On his return to this country, in 1818, he became
a member of the Royal College of Surgeons, and began practice in London as an
oculist and lecturer on the eye. After having devoted eight years to the study
of his profession under the most celebrated teachers of the day, his success as
a practitioner and lecturer does not seem to have been encouraging; and having
been disappointed in regard to a popular lectureship on anatomy for which he
applied at the age of twenty-seven, he left the Metropolis and settled in
Glasgow in 1819, when he was elected a Fellow of the Faculty of Physicians and
Surgeons and entered upon general practice, which he never entirely
relinquished.
In 1824, in concert with Dr. George Monteath,
then the chief oculist in Glasgow, he opened a subscription for the purposes of
establishing an eye infirmary. The success of the hospital, which was commenced
on a very small scale, was due in a great measure, not only to the professional
ability of Dr. Mackenzie, but to the strict economy which he inculcated, and to
the careful supervision which he exercised over its affairs in the first years
of its existence.
In 1828, after having delivered lectures on
different branches of medicine, including that of the eye, he was appointed
Waltonian lecturer and lecturer on diseases of the eye in the University. As a
lecturer Dr. Mackenzie was remarkable for the lucidity of his style and the
elegance of his diction. The labour of preparing so many courses must have been
very great, for he went with almost finical minuteness into
every subject to which he directed his attention; but his
methodical habits and great powers of application and
excellent natural talents carried him through triumphantly.

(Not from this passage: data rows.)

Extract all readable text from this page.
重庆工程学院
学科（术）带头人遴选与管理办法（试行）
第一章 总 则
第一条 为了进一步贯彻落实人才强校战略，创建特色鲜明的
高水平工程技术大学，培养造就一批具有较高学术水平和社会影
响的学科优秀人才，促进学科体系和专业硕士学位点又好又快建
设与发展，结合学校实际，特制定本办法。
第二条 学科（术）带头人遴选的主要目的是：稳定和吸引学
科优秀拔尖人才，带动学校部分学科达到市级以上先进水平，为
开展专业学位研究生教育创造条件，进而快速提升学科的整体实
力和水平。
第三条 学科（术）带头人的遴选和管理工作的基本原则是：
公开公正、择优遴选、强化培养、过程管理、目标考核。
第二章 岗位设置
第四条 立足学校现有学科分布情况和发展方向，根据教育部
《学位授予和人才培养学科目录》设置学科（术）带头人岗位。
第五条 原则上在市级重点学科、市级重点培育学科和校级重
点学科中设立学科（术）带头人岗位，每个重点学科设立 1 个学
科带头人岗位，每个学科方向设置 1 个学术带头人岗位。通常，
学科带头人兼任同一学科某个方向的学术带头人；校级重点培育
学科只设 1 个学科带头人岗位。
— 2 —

He used jocularly to remark that it was necessary to teach a
subject in order to learn it; and there can be no doubt that
the accurate study of his profession which his duty as a
lecturer on so many different subjects imposed on him, and
the experience acquired in his general practice, contributed
in no small degree to the value of the great work on which
his reputation was to be founded.
The first edition of the “Practical Treatise of the Diseases
of the Eye” was published in 1830.
It at once attracted the attention of the profession, and
took its place as the standard work of the period, and made
his name famous throughout Europe. At forty years of age,
with a European reputation, as one of the most learned and
expert oculists, Dr. Mackenzie does not seem to have
relinquished the hope of becoming a professor in one of the
regular branches of medicine, for in 1833, when the chair of
materia medica became vacant, he was an unsuccessful
candidate, although bringing in support of his candidature
the highest testimonials from the most eminent professors at
home and abroad. Besides other medical works Dr. Mackenzie
edited, for two years, the first series of the “Glasgow
Medical Journal,” and almost to the last contributed
articles and reviews on ophthalmic subjects to the journals;
some of these manifest great ability and perhaps more
original thought and research than his larger works. But Dr.
Mackenzie’s reputation, and the place he will ultimately
occupy in the history of ophthalmology, will not be so much
in the field of original research as in arranging and
supplementing what was already known.